3 thoughts on “Charges Against CHS Student Deferred”

  1. “The judge ordered the teenager to talk with her victims about the assault’s impact on them.”

    What if the victims don’t want to talk to the attacker?

    Attacker: Please describe for me how this assault impacted you.
    Victim: Well, the first impact was about the size of a fist on my left jaw, and the second was about the size of a shoe in my ribs, and the third…

  2. What if the victims don’t want to talk to the attacker?


    I think you might be making the same mistake I did (until recently) in understanding the special genius of “restorative justice”, and particularly its (potential) application in sentencing the CHS thugs.
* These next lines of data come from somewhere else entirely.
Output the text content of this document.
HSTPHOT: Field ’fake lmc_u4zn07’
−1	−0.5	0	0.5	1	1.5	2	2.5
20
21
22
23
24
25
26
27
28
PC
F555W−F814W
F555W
    My mistake was thinking the “victims” with whom the convicted attackers would speak would necessarily be those who suffered taunts, punches, kicks, shoving before a moving car, beating with a wooden pole . . . but I was wrong.

    And I was thinking that if I were attacked in such a brutal way, the last thing that I would want to do sit knee-to-knee (Oprah/Phil-style) and listen to my attackers recount their personal struggle against racism and class oppression and underfunded schooling, or how the thug had been “dissed” at a restaurant earlier in the evening by some folks of similar complexion to mine and therefore decided to stop back, many hours later, in a neighborhood where there lived many people who looked like me, and how they selected – using cell-phones — me and my friends for their attack, and how my attacker(s) felt while they proceeded to kick my ass.

    I, for one, wouldn’t agree to it. The beatings would have been bad enough!

    I’d probably refuse, hope they spent time in jail, and I’d probably consider filing a civil court case if I thought the criminal courts hadn’t done the job.

    But I would then be disappointed to learn that thugs could proceed with “restorative justice” without me. Court-appointed “community” committees would find a stand-in for me, to whom the thugs could open their hearts. This same committee would impress upon my attacker how much the attacker’s actions impacted them, as a community. Perhaps, somewhere in the basement of Mt. Zion, surrounded by “community activists” my attacker would face the surrogate they chose for me, and all three parties would find a remedy that made themselves feel better.

    But, in the end, I think the “restorative justice” process would leave me puzzled. I’d wonder why would my attacker be eligible for a program designed to accept only non-violent offenders? And why would one of my attackers who was an adult at the time he beat me be eligible at a program for only for minors?

    My displeasure with the way my attackers were handled might lead me to think of including new parties in my civil lawsuit. My sharp out-of-town lawyer might name in my suit the City which never alerted me and my neighbors that I was a prime target for CHS thugs, despite the fact that many insiders knew of this ongoing crime spree. And perhaps also the University which never alerted me, my fellow students, or our parents, that Charlottesville was anything but the safe, sleepy, southern college town presented in their glossy brochures when it was courting my pocketbook for tuition, fees, and endowment contributions . . . and then largely ignored me after I was attacked.